Jason and I were sitting at the small two-person dining table, set up behind the couch, in the very small one-bedroom apartment.
Marcos didn’t look comfortable with us in his place. He’d been bouncing his leg all evening, antsy, agitated. His leg stopped bouncing long enough for him to digest the words that I spoke, then he picked up his rhythm with abandon, bouncing his leg faster if possible.
“Slade alluded to more going on with Maya. Her entire cubical is decked out in photos of all the ink she’s done on Maya’s body. She’s still one of her best friends, even after all these years. Slade wouldn’t say what was going on, she just told me to dig deeper, because it’s not like Maya to seek out a total stranger to spill her guts to, when its already so hard for her to let anyone in.”
“She say why Maya left back then?” Marcos asked.
I shook my head and picked at the plate of food before me.
“We know why she left,” Jason said. “She said she was done with us.”
“I don’t believe that at all,” I said.
“What do you believe?” Marcos asked, cutting off any snark from Jason.
I ran my hand through my long blond hair. “I think something more is going on. Something spooked her back then. That fight with Tish—what was it that Bear said—Hillcrest sent Tish into the clubhouse that night to instigate that fight?”

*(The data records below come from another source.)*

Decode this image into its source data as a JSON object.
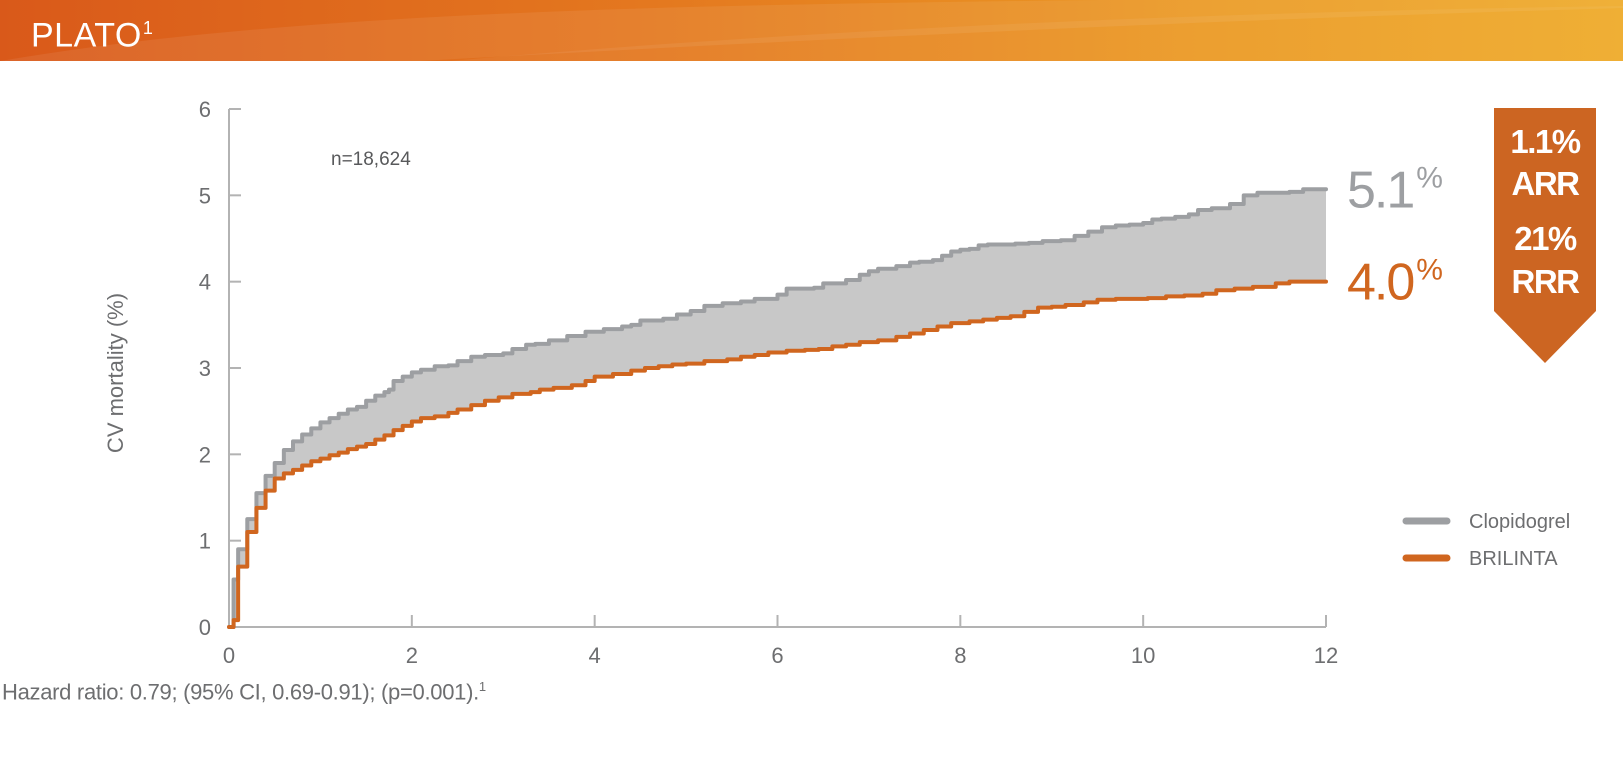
{
  "banner": {
    "title": "PLATO",
    "title_superscript": "1"
  },
  "footnote": {
    "text": "Hazard ratio: 0.79; (95% CI, 0.69-0.91); (p=0.001).",
    "superscript": "1"
  },
  "stat_box": {
    "line1": "1.1%",
    "line2": "ARR",
    "line3": "21%",
    "line4": "RRR",
    "color": "#cc6522"
  },
  "colors": {
    "banner_start": "#d9591a",
    "banner_end": "#eeaa29",
    "clopidogrel": "#9d9fa2",
    "brilinta": "#d0661f",
    "band_fill": "#c8c8c8",
    "axis": "#b3b3b3",
    "text_gray": "#6d6e70"
  },
  "chart_data": {
    "type": "line",
    "title": "",
    "xlabel": "",
    "ylabel": "CV mortality (%)",
    "xlim": [
      0,
      12
    ],
    "ylim": [
      0,
      6
    ],
    "x_ticks": [
      0,
      2,
      4,
      6,
      8,
      10,
      12
    ],
    "y_ticks": [
      0,
      1,
      2,
      3,
      4,
      5,
      6
    ],
    "annotation": "n=18,624",
    "legend_position": "right",
    "fill_between_series": true,
    "series": [
      {
        "name": "Clopidogrel",
        "color": "#9d9fa2",
        "end_label_value": "5.1",
        "end_label_unit": "%",
        "x": [
          0,
          0.05,
          0.1,
          0.2,
          0.3,
          0.4,
          0.5,
          0.6,
          0.7,
          0.8,
          0.9,
          1.0,
          1.1,
          1.2,
          1.3,
          1.4,
          1.5,
          1.6,
          1.7,
          1.75,
          1.8,
          1.9,
          2.0,
          2.1,
          2.25,
          2.4,
          2.5,
          2.65,
          2.8,
          3.0,
          3.1,
          3.25,
          3.35,
          3.5,
          3.7,
          3.9,
          4.1,
          4.3,
          4.4,
          4.5,
          4.6,
          4.75,
          4.9,
          5.05,
          5.2,
          5.4,
          5.6,
          5.75,
          5.85,
          6.0,
          6.1,
          6.2,
          6.4,
          6.5,
          6.6,
          6.75,
          6.9,
          7.0,
          7.1,
          7.3,
          7.45,
          7.55,
          7.7,
          7.8,
          7.9,
          8.0,
          8.1,
          8.2,
          8.3,
          8.45,
          8.6,
          8.75,
          8.9,
          9.1,
          9.25,
          9.4,
          9.55,
          9.7,
          9.85,
          10.0,
          10.1,
          10.2,
          10.35,
          10.5,
          10.6,
          10.75,
          10.85,
          10.95,
          11.1,
          11.25,
          11.45,
          11.6,
          11.75,
          12.0
        ],
        "y": [
          0.0,
          0.55,
          0.9,
          1.25,
          1.55,
          1.75,
          1.9,
          2.05,
          2.15,
          2.23,
          2.3,
          2.37,
          2.42,
          2.47,
          2.52,
          2.55,
          2.62,
          2.68,
          2.72,
          2.75,
          2.85,
          2.9,
          2.95,
          2.98,
          3.02,
          3.03,
          3.08,
          3.13,
          3.15,
          3.17,
          3.22,
          3.27,
          3.28,
          3.32,
          3.37,
          3.42,
          3.45,
          3.48,
          3.5,
          3.55,
          3.55,
          3.57,
          3.62,
          3.66,
          3.72,
          3.75,
          3.77,
          3.8,
          3.8,
          3.85,
          3.92,
          3.92,
          3.93,
          3.98,
          3.98,
          4.02,
          4.08,
          4.12,
          4.15,
          4.18,
          4.22,
          4.23,
          4.25,
          4.3,
          4.35,
          4.37,
          4.38,
          4.42,
          4.43,
          4.43,
          4.44,
          4.45,
          4.47,
          4.48,
          4.53,
          4.58,
          4.63,
          4.65,
          4.66,
          4.68,
          4.72,
          4.73,
          4.75,
          4.78,
          4.83,
          4.85,
          4.85,
          4.9,
          5.0,
          5.03,
          5.03,
          5.04,
          5.07,
          5.07
        ]
      },
      {
        "name": "BRILINTA",
        "color": "#d0661f",
        "end_label_value": "4.0",
        "end_label_unit": "%",
        "x": [
          0,
          0.05,
          0.1,
          0.2,
          0.3,
          0.4,
          0.5,
          0.6,
          0.7,
          0.8,
          0.9,
          1.0,
          1.1,
          1.2,
          1.3,
          1.4,
          1.5,
          1.6,
          1.7,
          1.8,
          1.9,
          2.0,
          2.1,
          2.25,
          2.4,
          2.5,
          2.65,
          2.8,
          2.95,
          3.1,
          3.3,
          3.4,
          3.55,
          3.75,
          3.9,
          4.0,
          4.2,
          4.4,
          4.55,
          4.7,
          4.85,
          5.0,
          5.2,
          5.45,
          5.6,
          5.75,
          5.9,
          6.1,
          6.3,
          6.45,
          6.6,
          6.75,
          6.9,
          7.1,
          7.3,
          7.45,
          7.6,
          7.75,
          7.9,
          8.1,
          8.25,
          8.4,
          8.55,
          8.7,
          8.85,
          9.0,
          9.15,
          9.35,
          9.5,
          9.7,
          9.9,
          10.05,
          10.25,
          10.45,
          10.65,
          10.8,
          11.0,
          11.2,
          11.45,
          11.6,
          11.75,
          12.0
        ],
        "y": [
          0.0,
          0.08,
          0.7,
          1.1,
          1.38,
          1.58,
          1.72,
          1.78,
          1.82,
          1.87,
          1.92,
          1.95,
          1.99,
          2.02,
          2.06,
          2.09,
          2.12,
          2.17,
          2.22,
          2.28,
          2.33,
          2.38,
          2.42,
          2.44,
          2.48,
          2.52,
          2.57,
          2.62,
          2.66,
          2.7,
          2.72,
          2.75,
          2.77,
          2.8,
          2.85,
          2.9,
          2.93,
          2.97,
          3.0,
          3.02,
          3.04,
          3.05,
          3.08,
          3.1,
          3.13,
          3.15,
          3.18,
          3.2,
          3.21,
          3.22,
          3.25,
          3.27,
          3.3,
          3.32,
          3.36,
          3.4,
          3.44,
          3.48,
          3.52,
          3.54,
          3.56,
          3.58,
          3.6,
          3.65,
          3.7,
          3.71,
          3.73,
          3.76,
          3.79,
          3.8,
          3.8,
          3.81,
          3.83,
          3.84,
          3.86,
          3.9,
          3.92,
          3.94,
          3.98,
          4.0,
          4.0,
          4.0
        ]
      }
    ]
  }
}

“Yeah,” Marcos murmured the word slowly. His hand rubbed over his scalp, while his eyes stared off into the distance, like he was lost in thought.
“What if she was threatened? What if Tish got in her head? Think about it—” I started.
“Then she would have come to us. She knew we would have protected her,” Jason cut him off.
I shook my head. “Just hear me out. What if she was threatened and she was spooked? What else happened that week? You two were both shot, I was arrested—framed by Hillcrest—and Tish started that cat fight. Is it really too far of a stretch to think maybe they got to her, too? Maybe that’s why she left, she was scared?”
“And Luke?” Marcos asked.
“Maybe she thought she was saving her child by running? Keeping him away from the dangerous lives that we live,” I reasoned.
“That’s a bullshit excuse,” Jason shot off.
I rolled my eyes; my brother’s hard black and white thinking was getting old. Jason refused to give Maya any leeway. “You need to see things from her point of view,brother.” I stressed the endearment.
“That whole day doesn’t add up,” Marcos said softly. “She wasn’t right after our scene together. Why was there a saline bag on the counter? Do you remember that? She was dehydrated after everything we did.”
“I think about that night all the time.” I sighed. “I should have used my safe word that night. We took things too far.”
Marcos nodded slowly. “I think we did—I did. I took things too far that night.”